“The saint’s tooth holds all her good works.” Following this text, we see grainy footage of a gilded reliquary said to contain Mary Magdalene’s tooth—cradled by glass in the form of an egg—in Mary Helena Clark’s Neighboring Animals (2023). The film presents the relic as a surrogate of the saint’s holiness and her body, specifically her mouth: the site of the voice, shaped by the tongue and teeth. In accompanying footage of her laryngeal ultrasonography—a rare self-portrait—Clark repeats the words “hear it” and “worm” as her glottis contracts and releases. The mouth, her collaged text tells us, situates a philosophical distinction between humans and animals. It is also the site of taste and consumption. To these ideas, Clark adds a stream of images—animal dentistry, bite marks, and decorative eggs—for an attentive viewer to find conceptual threads. While watching, I contemplated ingesting Magdalene’s tooth, with all her good works.
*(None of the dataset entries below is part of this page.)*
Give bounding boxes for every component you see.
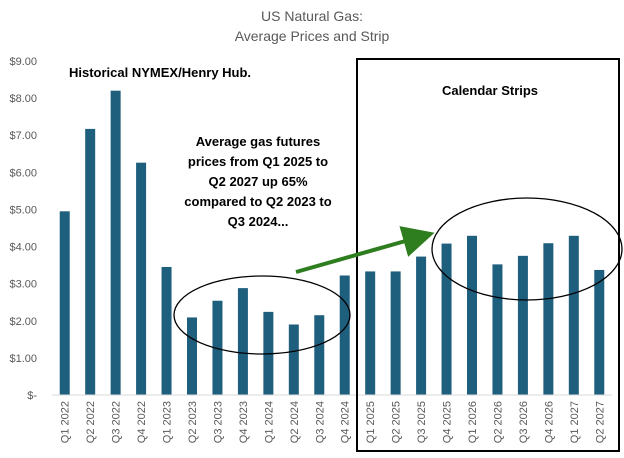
x-tick-label: Q1 2022 [60,401,72,443]
y-tick-label: $8.00 [9,93,37,105]
y-tick-label: $2.00 [9,316,37,328]
bar [568,235,579,395]
bar [390,271,401,395]
x-tick-label: Q1 2025 [365,401,377,443]
comment-line-2: prices from Q1 2025 to [188,154,328,169]
y-tick-label: $6.00 [9,167,37,179]
x-tick-label: Q2 2026 [492,401,504,443]
x-tick-label: Q2 2023 [187,401,199,443]
x-tick-label: Q3 2022 [111,401,123,443]
y-tick-label: $4.00 [9,242,37,254]
comment-line-3: Q2 2027 up 65% [209,174,308,189]
x-tick-label: Q3 2024 [314,401,326,443]
bar [110,90,121,395]
x-tick-label: Q3 2025 [416,401,428,443]
x-tick-label: Q2 2027 [594,401,606,443]
y-tick-label: $7.00 [9,130,37,142]
x-tick-label: Q1 2026 [467,401,479,443]
bar [288,324,299,395]
bar [517,255,528,395]
x-tick-label: Q1 2024 [263,401,275,443]
bar [136,162,147,395]
calendar-strips-label: Calendar Strips [442,83,538,98]
x-tick-label: Q1 2023 [162,401,174,443]
comment-block: Average gas futures prices from Q1 2025 … [184,134,331,229]
bar [594,269,605,395]
bar [467,235,477,395]
comment-line-5: Q3 2024... [228,214,289,229]
bar [212,300,223,395]
x-tick-label: Q2 2025 [391,401,403,443]
comment-line-4: compared to Q2 2023 to [184,194,331,209]
y-tick-label: $5.00 [9,204,37,216]
x-tick-label: Q4 2025 [442,401,454,443]
bar [543,243,554,395]
bar [85,128,96,395]
y-tick-label: $3.00 [9,279,37,291]
x-tick-label: Q2 2022 [85,401,97,443]
chart-title-line-1: US Natural Gas: [261,8,363,24]
bars [59,90,605,395]
x-tick-label: Q4 2022 [136,401,148,443]
x-tick-label: Q4 2024 [340,401,352,443]
y-tick-label: $1.00 [9,353,37,365]
historical-label: Historical NYMEX/Henry Hub. [69,65,251,80]
bar [416,256,427,395]
y-tick-label: $- [27,390,37,402]
y-axis: $9.00 $8.00 $7.00 $6.00 $5.00 $4.00 $3.00 $2.00… [9,56,37,402]
bar [314,315,325,395]
x-axis: Q1 2022 Q2 2022 Q3 2022 Q4 2022 Q1 2023 Q2 20… [52,394,612,443]
x-tick-label: Q4 2026 [543,401,555,443]
bar [161,266,172,395]
chart-title-line-2: Average Prices and Strip [235,28,390,44]
bar [365,271,376,395]
x-tick-label: Q3 2023 [212,401,224,443]
historical-low-ellipse [173,275,351,355]
x-tick-label: Q2 2024 [289,401,301,443]
x-tick-label: Q1 2027 [569,401,581,443]
comment-line-1: Average gas futures [196,134,321,149]
trend-arrow [295,226,435,274]
x-tick-label: Q3 2026 [518,401,530,443]
bar [441,243,452,395]
bar [187,317,197,395]
bar [237,288,248,395]
bar [339,275,350,395]
bar [59,211,70,395]
bar [492,264,503,395]
y-tick-label: $9.00 [9,56,37,68]
x-tick-label: Q4 2023 [238,401,250,443]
Neighboring Animals is installed as a two-channel video in Clark’s solo exhibition at the Bridget Donahue Gallery, accompanied by photographs and sculptures that share her longtime interest in mimesis and the formal instability of such things as mouths, doors, and eggs. Complementing the show, Anthology Film Archives screens the two-part program “Figures Minus Facts: The Films of Mary Helena Clark” this weekend. The first program contains short films made between 2008 and 2020. The second one pairs three of her recent shorts with three films selected by Clark: Michael Snow’s Puccini Conservato (2008), Rosemarie Trockel’s Egg Trying to Get Warm (1994), and Charlotte Prodger’s Passing as a Great Grey Owl (2017).
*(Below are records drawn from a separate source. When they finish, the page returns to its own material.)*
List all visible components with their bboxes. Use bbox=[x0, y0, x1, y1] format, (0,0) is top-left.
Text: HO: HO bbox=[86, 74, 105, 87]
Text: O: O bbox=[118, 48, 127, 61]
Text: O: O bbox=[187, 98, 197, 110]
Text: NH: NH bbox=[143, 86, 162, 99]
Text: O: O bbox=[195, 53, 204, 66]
Clark’s films are slippery. This is not frustration; I delight in following her as she traces strange exchanges and dissonances between language, sound, and image. In her films, a door is a wall and an invitation, and a mouth is a vessel and a boundary. In Exhibition (2022), she assembles the following episodes: A Swedish woman marries the Berlin Wall—certificate and all—and, unable to be with her lover, collects miniature models of walls and bridges; the suffragette Mary Richardson attacks Diego Velázquez’s Rokeby Venus with an ax and declares herself a doorknob in her jail cell; and an artist fills a room with klein bottles, functionless objects that physically approximate the mathematical concept of a non-orientable surface. The film’s sound, which features the subtle texture of exhaled air meeting pipes in Eva-Maria Houben’s “Breath for Organ” (2018), corresponds to the blown-glass bottles, each a stand-in for an impossible form. These disparate stories of women’s relationships to objects cohere to show us how desire generates substitutions: a bridge as a spouse, a reclining nude as patriarchy, a woman as a doorknob.
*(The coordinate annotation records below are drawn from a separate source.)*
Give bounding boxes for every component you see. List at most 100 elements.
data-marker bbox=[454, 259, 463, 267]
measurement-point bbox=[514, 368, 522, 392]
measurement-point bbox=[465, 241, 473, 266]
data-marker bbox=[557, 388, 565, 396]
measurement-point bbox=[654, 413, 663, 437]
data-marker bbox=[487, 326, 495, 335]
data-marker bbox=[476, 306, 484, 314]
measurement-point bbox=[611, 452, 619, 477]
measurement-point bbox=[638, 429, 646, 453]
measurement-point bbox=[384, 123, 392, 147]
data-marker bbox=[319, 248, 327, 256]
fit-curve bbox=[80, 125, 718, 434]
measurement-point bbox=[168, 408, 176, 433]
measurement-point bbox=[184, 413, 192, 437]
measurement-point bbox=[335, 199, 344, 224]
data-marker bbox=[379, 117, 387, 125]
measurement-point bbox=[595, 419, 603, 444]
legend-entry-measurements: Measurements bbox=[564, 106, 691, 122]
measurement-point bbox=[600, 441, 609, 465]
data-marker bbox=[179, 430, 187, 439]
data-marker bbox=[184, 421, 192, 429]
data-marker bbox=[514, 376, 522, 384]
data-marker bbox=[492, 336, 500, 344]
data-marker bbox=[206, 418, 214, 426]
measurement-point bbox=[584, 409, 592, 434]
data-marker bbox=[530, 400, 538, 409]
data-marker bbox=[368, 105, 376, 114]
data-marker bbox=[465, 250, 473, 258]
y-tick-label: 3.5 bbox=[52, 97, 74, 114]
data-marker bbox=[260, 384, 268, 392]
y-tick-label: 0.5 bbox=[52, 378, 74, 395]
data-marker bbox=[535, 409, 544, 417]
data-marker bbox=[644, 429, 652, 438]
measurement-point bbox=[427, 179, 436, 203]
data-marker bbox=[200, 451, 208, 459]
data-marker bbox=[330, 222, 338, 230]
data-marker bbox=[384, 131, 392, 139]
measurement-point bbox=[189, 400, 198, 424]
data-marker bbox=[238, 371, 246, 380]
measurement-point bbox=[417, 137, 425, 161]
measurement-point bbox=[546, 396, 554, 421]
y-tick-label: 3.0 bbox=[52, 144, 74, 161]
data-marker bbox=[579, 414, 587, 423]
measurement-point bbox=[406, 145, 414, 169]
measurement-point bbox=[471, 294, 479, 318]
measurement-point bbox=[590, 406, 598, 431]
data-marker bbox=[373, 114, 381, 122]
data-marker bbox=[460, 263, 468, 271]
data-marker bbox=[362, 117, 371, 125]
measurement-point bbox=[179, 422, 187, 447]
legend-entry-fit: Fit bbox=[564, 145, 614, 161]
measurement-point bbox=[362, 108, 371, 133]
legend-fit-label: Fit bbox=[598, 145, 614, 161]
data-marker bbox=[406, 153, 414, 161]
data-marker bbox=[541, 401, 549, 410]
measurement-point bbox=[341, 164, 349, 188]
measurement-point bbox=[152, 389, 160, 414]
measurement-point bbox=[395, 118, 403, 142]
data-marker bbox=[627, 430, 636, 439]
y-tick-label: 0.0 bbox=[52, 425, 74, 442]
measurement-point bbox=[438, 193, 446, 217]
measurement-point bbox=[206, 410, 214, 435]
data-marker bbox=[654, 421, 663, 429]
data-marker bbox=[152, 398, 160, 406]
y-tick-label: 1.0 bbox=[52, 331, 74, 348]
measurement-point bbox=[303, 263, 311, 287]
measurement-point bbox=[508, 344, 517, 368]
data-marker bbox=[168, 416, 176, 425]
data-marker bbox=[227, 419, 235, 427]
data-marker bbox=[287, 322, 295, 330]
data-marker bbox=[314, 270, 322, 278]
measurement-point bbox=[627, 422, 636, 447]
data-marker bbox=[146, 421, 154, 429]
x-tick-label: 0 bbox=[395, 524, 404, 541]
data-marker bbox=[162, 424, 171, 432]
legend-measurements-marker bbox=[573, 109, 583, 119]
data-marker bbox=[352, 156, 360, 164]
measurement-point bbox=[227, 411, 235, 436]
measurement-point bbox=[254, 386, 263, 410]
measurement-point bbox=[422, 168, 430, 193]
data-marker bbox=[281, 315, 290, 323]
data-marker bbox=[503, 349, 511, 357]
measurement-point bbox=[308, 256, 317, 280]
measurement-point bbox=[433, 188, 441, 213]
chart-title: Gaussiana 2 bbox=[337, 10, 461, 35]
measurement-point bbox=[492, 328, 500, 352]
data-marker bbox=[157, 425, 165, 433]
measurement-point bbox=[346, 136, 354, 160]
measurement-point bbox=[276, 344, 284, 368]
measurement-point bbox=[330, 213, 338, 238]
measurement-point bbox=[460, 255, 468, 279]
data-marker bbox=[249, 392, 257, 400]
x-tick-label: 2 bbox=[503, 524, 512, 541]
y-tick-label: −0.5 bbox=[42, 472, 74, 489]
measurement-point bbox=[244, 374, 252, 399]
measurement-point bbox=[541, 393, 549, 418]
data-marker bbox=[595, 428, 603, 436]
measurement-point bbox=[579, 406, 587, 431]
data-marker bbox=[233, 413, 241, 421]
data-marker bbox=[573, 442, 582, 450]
Clark often shoots in 16mm and uses hand-processing techniques to transform concrete images into abstract ones. To make Sound Over Water (2009), she re-photographed and re-processed a single image of a flock of birds; in turn, creating shifting, ambiguous forms. In Orpheus (Outtakes) (2012), she distorts footage from Jean Cocteau’s Orpheus (1950) and other sources through optical printing. At one point, two downturned eyes stare back at the audience from the black screen and a voice asks, “Are you a comedian?” Clark borrowed the audio from a game show and I suspect the eyes are Buster Keaton’s—it’s as if he were in an outtake from Orpheus. Over a sequence of diagonal lines, the sound of the game show’s audience clapping registers as rainfall.
Mourning becomes a state of searching in Clark’s films. The Dragon is the Frame (2014) combines Clark’s 16mm footage of locations from Alfred Hitchcock’s Vertigo (1958)—a retelling of the Orpheus myth—with excerpts from the work of transfemme writer and artist Mark Aguhar. On Youtube, Aguhar (xEmoBoy1987x) posted videos of themselves addressing the camera. In The Dragon is the Frame, Clark shows a clip from Glamour (2012), a video in which Aguhar re-enacts a work by their friend Isaac Pool: “THERE’S SOMETHING ERUPTIVE ABOUT MY PHYSICAL DECORATION, SOMETHING UPSETTING….” Aguhar took their own life in 2012 and their absence is felt in Clark’s melancholic shots of flowering gum trees, empty sidewalks, and shadows. One image of delicate tactility and transience stays with me: A shot of mist giving way to the surface of a sequined curtain where a hand repeatedly smooths the fabric as it fades behind the glass’s reflection of the moving street. Clark called The Dragon is the Frame an “experimental detective film,” a label that befits more of her work. In Figure Minus Fact (2020), made in the fog of another death, the camera attempts to show what is not present. Loss creates uncertain perception, like seeing in the dark. “When someone dies,” Clark wrote in her artist’s statement, “there is a pull towards the concrete and tangible, but disbelief creates a world of unreliable objects.”
“Figures Minus Facts: The Films of Mary Helena Clark” runs February 24-25 at Anthology Film Archives. “Conveyor” is on view through March 23 at Bridget Donahue.